Updated at 11:02 a.m. ET on February 3, 2021.
The story you might have heard goes like this: A group of regular-Joe traders on Reddit took down a hedge fund by bidding up the stock price of the sleepy video-game store GameStop. Their righteous revolution was briefly thwarted last week when Robinhood, the popular brokerage app, restricted trading because it was secretly in cahoots with the hedge funds. This was an outrage: It was as if, in the matchup between David and Goliath, the magical slingshot stopped firing because it was secretly controlled by the giant. So, right-thinking people on TV and social media hailed the common day traders, demanded prison for various Robinhood executives, and generally extolled the salutary populism of stock speculation and day-trading.
Almost every piece of that story is misleading, tendentious, or totally wrong.
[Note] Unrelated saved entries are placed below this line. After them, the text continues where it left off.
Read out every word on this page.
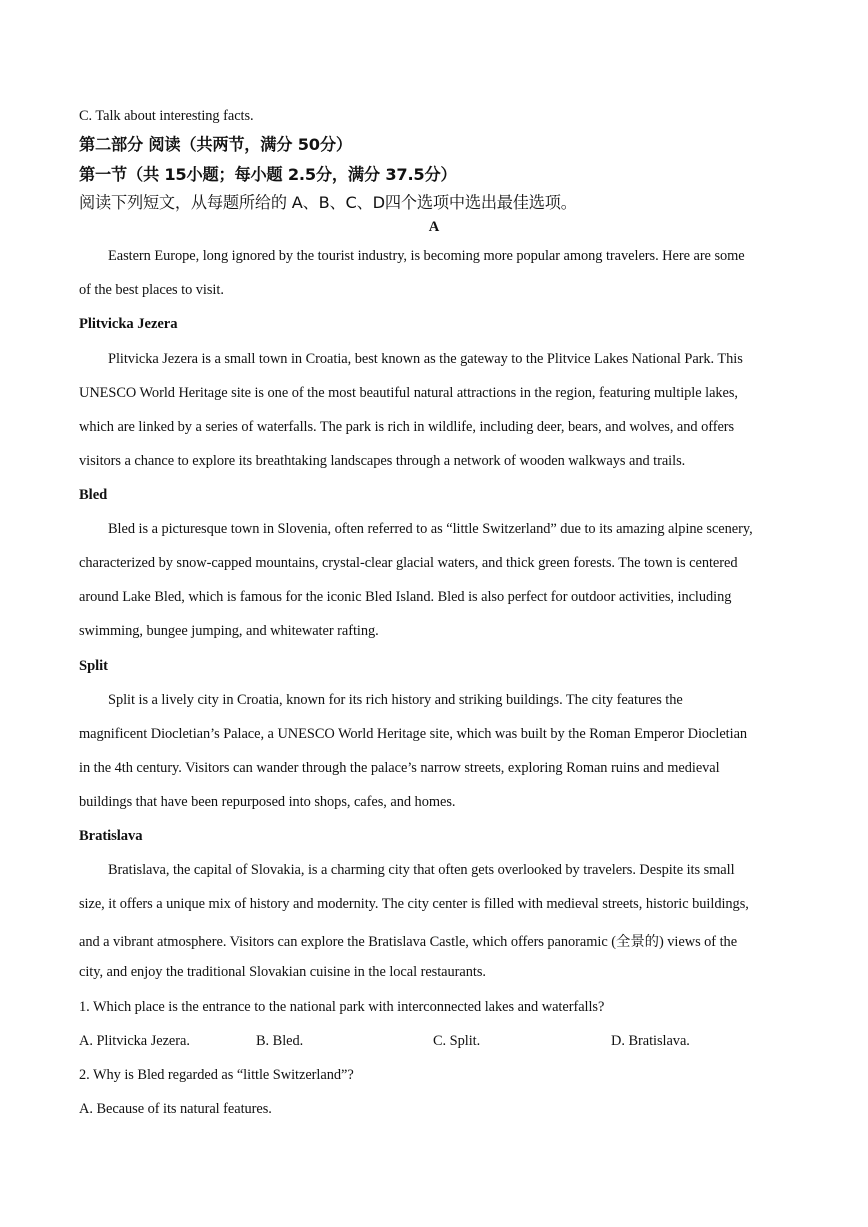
C. Talk about interesting facts.
第二部分 阅读（共两节，满分 50分）
第一节（共 15小题；每小题 2.5分，满分 37.5分）
阅读下列短文，从每题所给的 A、B、C、D四个选项中选出最佳选项。
A
Eastern Europe, long ignored by the tourist industry, is becoming more popular among travelers. Here are some
of the best places to visit.
Plitvicka Jezera
Plitvicka Jezera is a small town in Croatia, best known as the gateway to the Plitvice Lakes National Park. This
UNESCO World Heritage site is one of the most beautiful natural attractions in the region, featuring multiple lakes,
which are linked by a series of waterfalls. The park is rich in wildlife, including deer, bears, and wolves, and offers
visitors a chance to explore its breathtaking landscapes through a network of wooden walkways and trails.
Bled
Bled is a picturesque town in Slovenia, often referred to as “little Switzerland” due to its amazing alpine scenery,
characterized by snow-capped mountains, crystal-clear glacial waters, and thick green forests. The town is centered
around Lake Bled, which is famous for the iconic Bled Island. Bled is also perfect for outdoor activities, including
swimming, bungee jumping, and whitewater rafting.
Split
Split is a lively city in Croatia, known for its rich history and striking buildings. The city features the
magnificent Diocletian’s Palace, a UNESCO World Heritage site, which was built by the Roman Emperor Diocletian
in the 4th century. Visitors can wander through the palace’s narrow streets, exploring Roman ruins and medieval
buildings that have been repurposed into shops, cafes, and homes.
Bratislava
Bratislava, the capital of Slovakia, is a charming city that often gets overlooked by travelers. Despite its small
size, it offers a unique mix of history and modernity. The city center is filled with medieval streets, historic buildings,
and a vibrant atmosphere. Visitors can explore the Bratislava Castle, which offers panoramic (全景的) views of the
city, and enjoy the traditional Slovakian cuisine in the local restaurants.
1. Which place is the entrance to the national park with interconnected lakes and waterfalls?
A. Plitvicka Jezera.	B. Bled.	C. Split.	D. Bratislava.
2. Why is Bled regarded as “little Switzerland”?
A. Because of its natural features.
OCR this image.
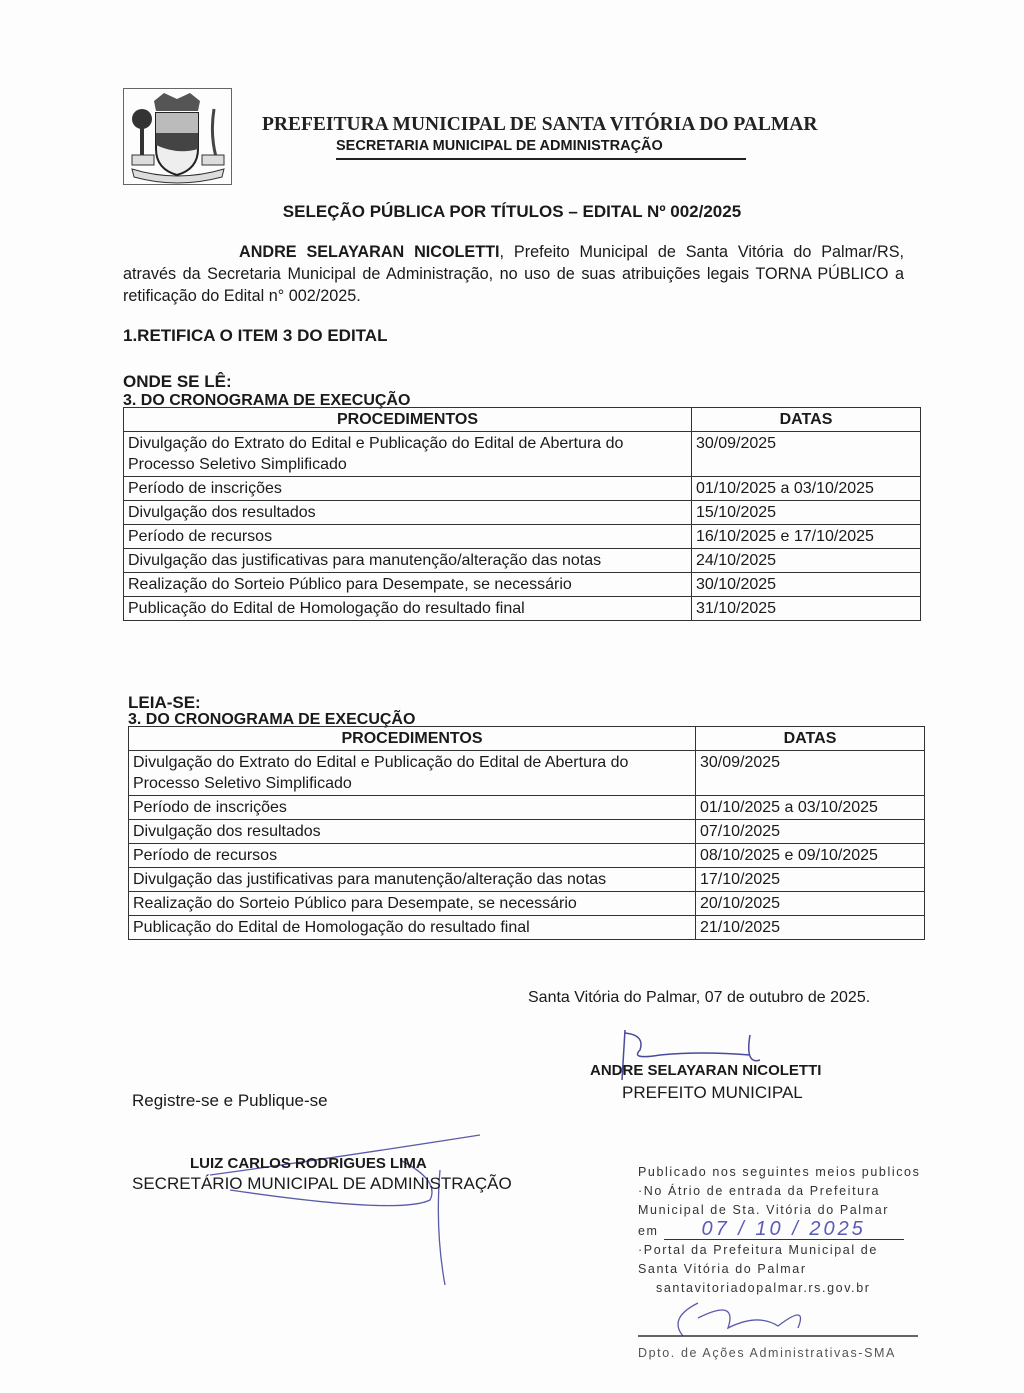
PREFEITURA MUNICIPAL DE SANTA VITÓRIA DO PALMAR
SECRETARIA MUNICIPAL DE ADMINISTRAÇÃO
SELEÇÃO PÚBLICA POR TÍTULOS – EDITAL Nº 002/2025

ANDRE SELAYARAN NICOLETTI, Prefeito Municipal de Santa Vitória do Palmar/RS, através da Secretaria Municipal de Administração, no uso de suas atribuições legais TORNA PÚBLICO a retificação do Edital n° 002/2025.

1.RETIFICA O ITEM 3 DO EDITAL
ONDE SE LÊ:
3. DO CRONOGRAMA DE EXECUÇÃO
PROCEDIMENTOS	DATAS
Divulgação do Extrato do Edital e Publicação do Edital de Abertura do Processo Seletivo Simplificado	30/09/2025
Período de inscrições	01/10/2025 a 03/10/2025
Divulgação dos resultados	15/10/2025
Período de recursos	16/10/2025 e 17/10/2025
Divulgação das justificativas para manutenção/alteração das notas	24/10/2025
Realização do Sorteio Público para Desempate, se necessário	30/10/2025
Publicação do Edital de Homologação do resultado final	31/10/2025
LEIA-SE:
3. DO CRONOGRAMA DE EXECUÇÃO
PROCEDIMENTOS	DATAS
Divulgação do Extrato do Edital e Publicação do Edital de Abertura do Processo Seletivo Simplificado	30/09/2025
Período de inscrições	01/10/2025 a 03/10/2025
Divulgação dos resultados	07/10/2025
Período de recursos	08/10/2025 e 09/10/2025
Divulgação das justificativas para manutenção/alteração das notas	17/10/2025
Realização do Sorteio Público para Desempate, se necessário	20/10/2025
Publicação do Edital de Homologação do resultado final	21/10/2025
Santa Vitória do Palmar, 07 de outubro de 2025.
ANDRE SELAYARAN NICOLETTI
PREFEITO MUNICIPAL
Registre-se e Publique-se
LUIZ CARLOS RODRIGUES LIMA
SECRETÁRIO MUNICIPAL DE ADMINISTRAÇÃO
Publicado nos seguintes meios publicos
·No Átrio de entrada da Prefeitura
Municipal de Sta. Vitória do Palmar
em 07 / 10 / 2025
·Portal da Prefeitura Municipal de
Santa Vitória do Palmar
santavitoriadopalmar.rs.gov.br
Dpto. de Ações Administrativas-SMA
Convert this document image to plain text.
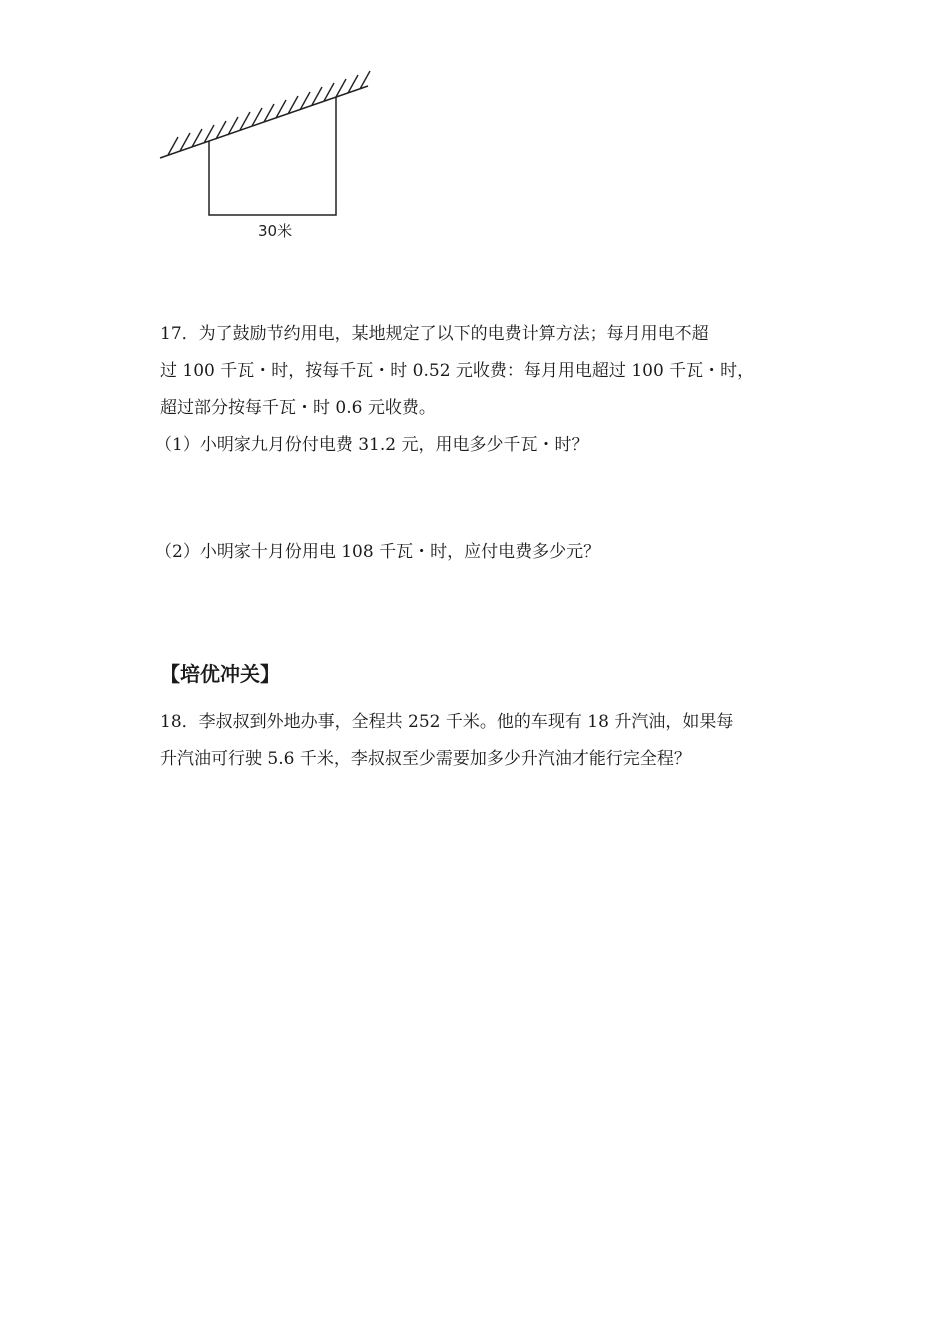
30米
17．为了鼓励节约用电，某地规定了以下的电费计算方法；每月用电不超
过 100 千瓦・时，按每千瓦・时 0.52 元收费：每月用电超过 100 千瓦・时，
超过部分按每千瓦・时 0.6 元收费。
（1）小明家九月份付电费 31.2 元，用电多少千瓦・时？
（2）小明家十月份用电 108 千瓦・时，应付电费多少元？
【培优冲关】
18．李叔叔到外地办事，全程共 252 千米。他的车现有 18 升汽油，如果每
升汽油可行驶 5.6 千米，李叔叔至少需要加多少升汽油才能行完全程？
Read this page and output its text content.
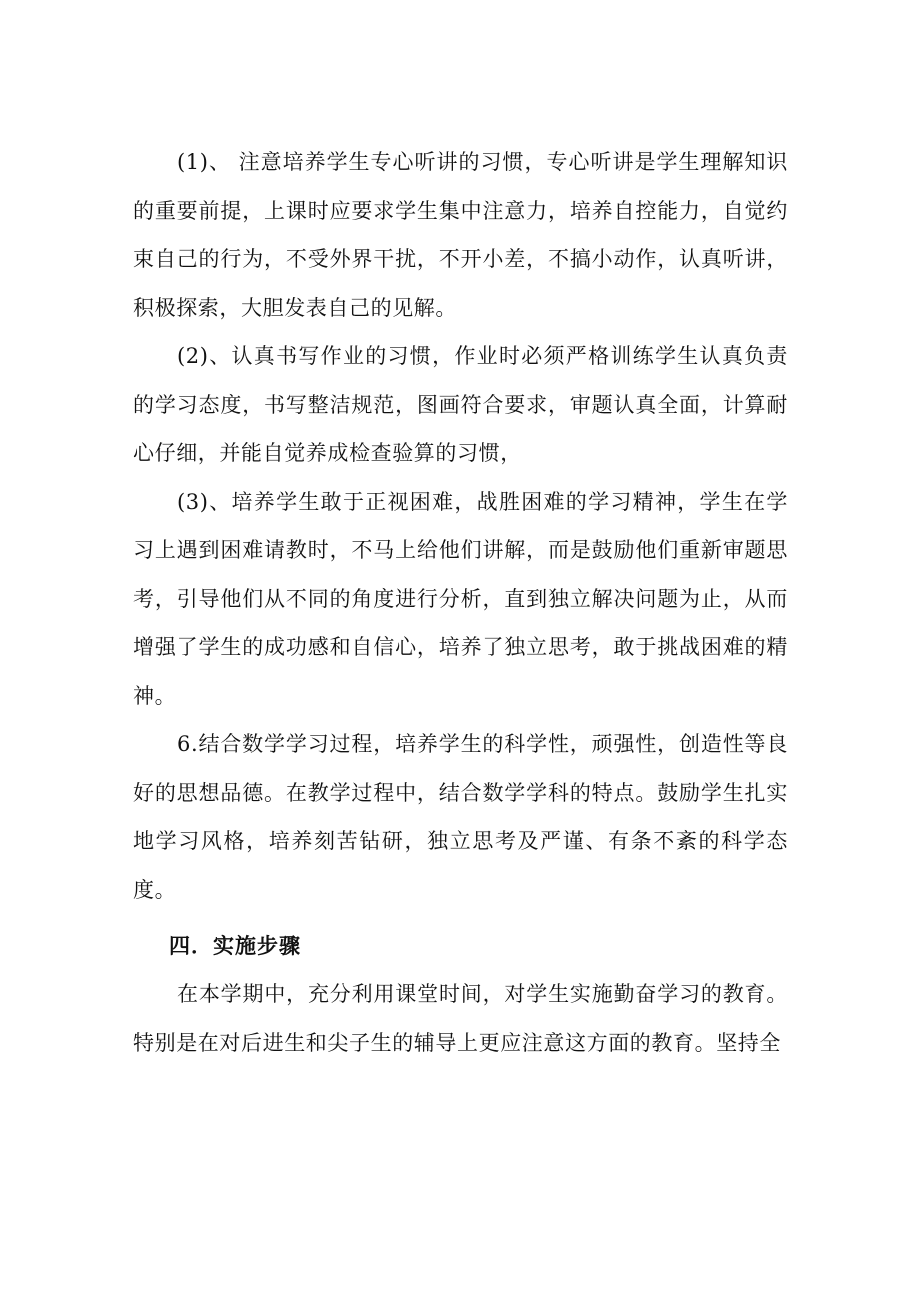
(1)、 注意培养学生专心听讲的习惯，专心听讲是学生理解知识的重要前提，上课时应要求学生集中注意力，培养自控能力，自觉约束自己的行为，不受外界干扰，不开小差，不搞小动作，认真听讲，积极探索，大胆发表自己的见解。

(2)、认真书写作业的习惯，作业时必须严格训练学生认真负责的学习态度，书写整洁规范，图画符合要求，审题认真全面，计算耐心仔细，并能自觉养成检查验算的习惯，

(3)、培养学生敢于正视困难，战胜困难的学习精神，学生在学习上遇到困难请教时，不马上给他们讲解，而是鼓励他们重新审题思考，引导他们从不同的角度进行分析，直到独立解决问题为止，从而增强了学生的成功感和自信心，培养了独立思考，敢于挑战困难的精神。

6.结合数学学习过程，培养学生的科学性，顽强性，创造性等良好的思想品德。在教学过程中，结合数学学科的特点。鼓励学生扎实地学习风格，培养刻苦钻研，独立思考及严谨、有条不紊的科学态度。

四．实施步骤

在本学期中，充分利用课堂时间，对学生实施勤奋学习的教育。特别是在对后进生和尖子生的辅导上更应注意这方面的教育。坚持全
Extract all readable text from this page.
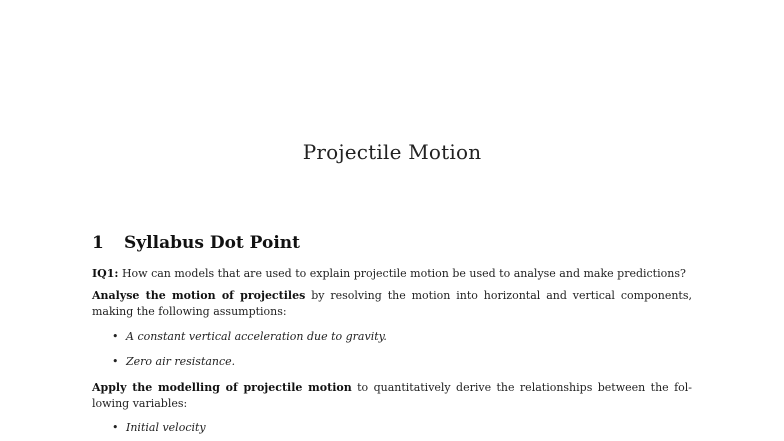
Projectile Motion
1 Syllabus Dot Point
IQ1: How can models that are used to explain projectile motion be used to analyse and make predictions?
Analyse the motion of projectiles by resolving the motion into horizontal and vertical components, making the following assumptions:
• A constant vertical acceleration due to gravity.
• Zero air resistance.
Apply the modelling of projectile motion to quantitatively derive the relationships between the fol- lowing variables:
• Initial velocity
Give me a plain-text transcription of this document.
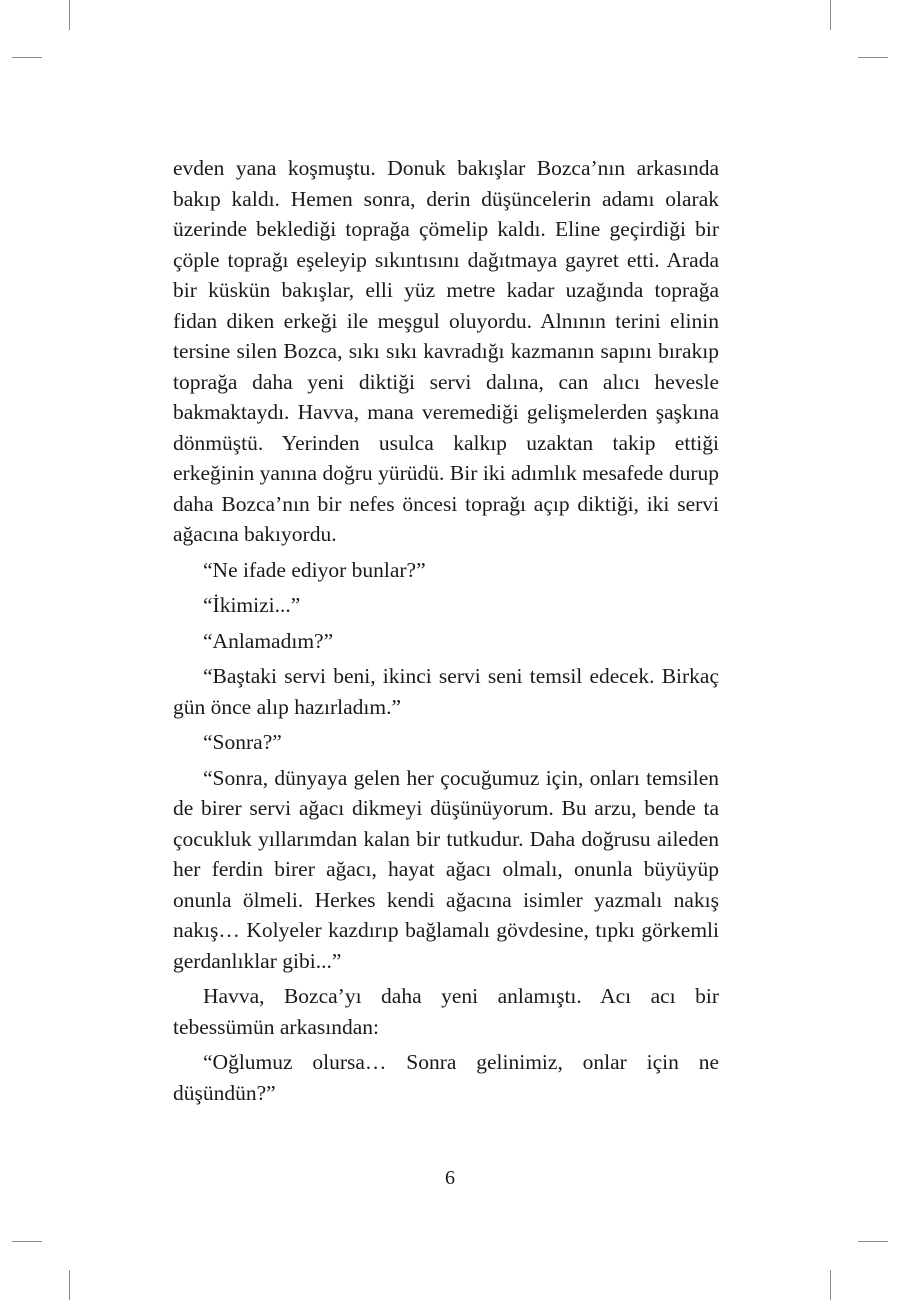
evden yana koşmuştu. Donuk bakışlar Bozca’nın arkasında bakıp kaldı. Hemen sonra, derin düşüncelerin adamı olarak üzerinde beklediği toprağa çömelip kaldı. Eline geçirdiği bir çöple toprağı eşeleyip sıkıntısını dağıtmaya gayret etti. Arada bir küskün bakışlar, elli yüz metre kadar uzağında toprağa fidan diken erkeği ile meşgul oluyordu. Alnının terini elinin tersine silen Bozca, sıkı sıkı kavradığı kazmanın sapını bırakıp toprağa daha yeni diktiği servi dalına, can alıcı hevesle bakmaktaydı. Havva, mana veremediği gelişmelerden şaşkına dönmüştü. Yerinden usulca kalkıp uzaktan takip ettiği erkeğinin yanına doğru yürüdü. Bir iki adımlık mesafede durup daha Bozca’nın bir nefes öncesi toprağı açıp diktiği, iki servi ağacına bakıyordu.

“Ne ifade ediyor bunlar?”

“İkimizi...”

“Anlamadım?”

“Baştaki servi beni, ikinci servi seni temsil edecek. Birkaç gün önce alıp hazırladım.”

“Sonra?”

“Sonra, dünyaya gelen her çocuğumuz için, onları temsilen de birer servi ağacı dikmeyi düşünüyorum. Bu arzu, bende ta çocukluk yıllarımdan kalan bir tutkudur. Daha doğrusu aileden her ferdin birer ağacı, hayat ağacı olmalı, onunla büyüyüp onunla ölmeli. Herkes kendi ağacına isimler yazmalı nakış nakış… Kolyeler kazdırıp bağlamalı gövdesine, tıpkı görkemli gerdanlıklar gibi...”

Havva, Bozca’yı daha yeni anlamıştı. Acı acı bir tebessümün arkasından:

“Oğlumuz olursa… Sonra gelinimiz, onlar için ne düşündün?”

6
First, are the Reddit revolutionaries new populists descended from the radicals of Occupy Wall Street? No. They’re basically a bunch of dudes upvoting memes with cash. Or, to be more generous, they represent an extremely online evolution of Big Finance itself, a kind of decentralized hedge fund duking it out with other hedge funds. The typical day trader is a pretty well-off man in his 30s, and various reports so far show that some of the Reddit group’s leading members are current and former finance workers, some of whom make enough money to live in gated communities. By using a message board to move markets and cream billionaires, they’ve done something truly fascinating. But while some Redditors made millions recently, the largest holders of GameStop stock, like the giant asset manager BlackRock, made billions. None of this has anything to do with “the little guy”—a moniker that, by any reasonable definition, refers to the roughly 50 percent of American adults with no money whatsoever in the stock market and who probably shouldn’t kick off their investment career by buying into a mania.